3 - A prevenção de conflitos de interesses - Linhas orientadoras de gestão Tendo em conta a importância e atualidade da matéria dos conflitos de interesses no Setor Público, incluindo o período que sucede ao exercício de funções públicas, o Conselho de Prevenção da Corrupção considera fundamental reforçar o sentido e o alcance de medidas tendentes a uma cultura administrativa de rigor e transparência neste domínio.

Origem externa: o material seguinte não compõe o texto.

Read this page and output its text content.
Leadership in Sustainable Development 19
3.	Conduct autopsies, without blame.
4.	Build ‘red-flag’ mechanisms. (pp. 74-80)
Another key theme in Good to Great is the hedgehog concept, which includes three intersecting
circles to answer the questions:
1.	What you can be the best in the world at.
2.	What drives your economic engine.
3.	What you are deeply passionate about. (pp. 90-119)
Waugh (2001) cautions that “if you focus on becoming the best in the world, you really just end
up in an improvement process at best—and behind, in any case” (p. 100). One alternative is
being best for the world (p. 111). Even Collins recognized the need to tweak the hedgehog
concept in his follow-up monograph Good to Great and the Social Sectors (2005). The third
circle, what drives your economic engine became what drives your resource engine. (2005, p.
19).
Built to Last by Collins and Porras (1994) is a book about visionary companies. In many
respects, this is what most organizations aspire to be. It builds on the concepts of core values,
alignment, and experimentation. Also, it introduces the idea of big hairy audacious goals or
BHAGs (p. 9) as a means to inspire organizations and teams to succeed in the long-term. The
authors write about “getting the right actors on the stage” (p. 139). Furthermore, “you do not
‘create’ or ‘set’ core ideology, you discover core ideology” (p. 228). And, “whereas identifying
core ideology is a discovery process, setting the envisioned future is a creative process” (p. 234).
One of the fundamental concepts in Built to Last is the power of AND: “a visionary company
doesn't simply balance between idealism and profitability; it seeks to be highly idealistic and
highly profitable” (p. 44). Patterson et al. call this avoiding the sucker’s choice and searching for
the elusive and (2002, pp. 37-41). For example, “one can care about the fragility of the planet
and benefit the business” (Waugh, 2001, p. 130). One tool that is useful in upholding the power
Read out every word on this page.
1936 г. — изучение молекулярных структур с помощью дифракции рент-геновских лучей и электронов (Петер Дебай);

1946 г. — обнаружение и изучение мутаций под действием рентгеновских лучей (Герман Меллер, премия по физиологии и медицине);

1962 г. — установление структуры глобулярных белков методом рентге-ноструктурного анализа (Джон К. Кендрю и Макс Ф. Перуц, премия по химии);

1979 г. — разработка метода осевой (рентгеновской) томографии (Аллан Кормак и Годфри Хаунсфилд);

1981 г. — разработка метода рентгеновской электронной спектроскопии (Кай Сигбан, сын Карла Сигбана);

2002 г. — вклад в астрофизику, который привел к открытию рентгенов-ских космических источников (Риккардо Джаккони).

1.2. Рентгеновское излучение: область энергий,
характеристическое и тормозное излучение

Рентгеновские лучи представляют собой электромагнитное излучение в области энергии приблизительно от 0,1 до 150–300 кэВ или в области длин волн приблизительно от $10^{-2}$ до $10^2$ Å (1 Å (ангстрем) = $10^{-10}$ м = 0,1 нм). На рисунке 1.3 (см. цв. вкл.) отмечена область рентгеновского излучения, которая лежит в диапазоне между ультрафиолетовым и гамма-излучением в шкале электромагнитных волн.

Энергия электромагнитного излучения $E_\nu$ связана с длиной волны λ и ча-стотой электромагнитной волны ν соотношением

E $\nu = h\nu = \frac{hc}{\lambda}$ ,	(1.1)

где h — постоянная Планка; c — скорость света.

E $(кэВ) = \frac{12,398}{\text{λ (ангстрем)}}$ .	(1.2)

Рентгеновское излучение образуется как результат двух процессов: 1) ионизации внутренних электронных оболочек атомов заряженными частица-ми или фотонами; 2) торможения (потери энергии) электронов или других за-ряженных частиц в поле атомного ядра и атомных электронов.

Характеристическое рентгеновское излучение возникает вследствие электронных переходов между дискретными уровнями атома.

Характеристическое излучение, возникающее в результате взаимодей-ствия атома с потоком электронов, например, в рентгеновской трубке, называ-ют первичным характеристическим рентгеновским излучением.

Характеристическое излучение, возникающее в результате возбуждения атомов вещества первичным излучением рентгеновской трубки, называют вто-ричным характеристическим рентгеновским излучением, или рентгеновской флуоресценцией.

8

Neste sentido, o Conselho de Prevenção da Corrupção recomenda que os gestores e órgãos de direção de todas as entidades do Setor Público, incluindo os que a qualquer título ou sob qualquer forma tenham de gerir dinheiros, valores ou património públicos, criem e apliquem nas suas organizações medidas que previnam a ocorrência de conflitos de interesses, tais como:
a) Manuais de boas práticas e códigos de conduta relativamente a todas as áreas de atuação, incluindo o período que sucede ao exercício de funções públicas, em conformidade com o quadro legal e os valores éticos da organização;
b) Identificação de potenciais situações de conflitos de interesses relativamente a cada área funcional da sua estrutura orgânica;
c) Identificação de situações que possam dar origem a um conflito real, aparente ou potencial de interesses que envolvam trabalhadores que deixaram o cargo público para exercerem funções privadas como trabalhadores, consultores ou outras;
d) Promoção de medidas adequadas a prevenir e gerir conflitos de interesses relativamente a situações que envolvam trabalhadores que aceitem cargos em entidades privadas que foram abrangidas por decisões em que, direta ou indiretamente, aqueles participaram no exercício de funções públicas, ou porque, por via desse exercício, tiveram acesso a informação privilegiada com interesse para a entidade privada ou, ainda, que possam ter influência na entidade pública onde exerceram funções, através de ex-colaboradores;
e) Identificação e caracterização de áreas de risco, designadamente as que resultem das situações de acumulação de funções, cujo tratamento deve ser efetuado no âmbito e nos mesmos termos do Plano de Gestão de Riscos de Corrupção e infrações conexas;
f) Identificação das situações concretas de conflitos de interesses e respetiva sanção aplicável aos infratores, em conformidade com o quadro punitivo existente;
g) Promoção de uma cultura organizacional na qual impere forte intolerância relativamente às situações de conflitos de interesses;
h) Promoção da responsabilidade individual de todos os trabalhadores, reconhecendo e destacando as boas práticas e os bons exemplos de serviço público e promovendo atitudes ativas de recusa de contacto e processamento relativamente a procedimentos administrativos em que, sob qualquer forma, tenham um interesse, ainda que através de terceiro;
i) Desenvolvimento de ações de formação profissional de reflexão e sensibilização sobre esta temática, junto de todos os trabalhadores dos serviços;
j) Subscrição, por todos os trabalhadores, de declarações de inexistência de conflitos de interesse relativamente a cada procedimento que lhe seja confiado no âmbito das suas funções e no qual, de algum modo, tenha influência;
l) Subscrição, por todos os funcionários que se encontrem em regime de acumulação de funções, de uma declaração atualizada em que assumam de forma inequívoca que as funções acumuladas não colidem sob forma alguma com as funções públicas que exercem, nem colocam em causa a isenção e o rigor que deve pautar a sua ação;
m) Declarações relativas a ofertas no exercício das funções;
n) Promoção de mecanismos de monitorização da aplicação destas medidas, bem como do respetivo sancionamento.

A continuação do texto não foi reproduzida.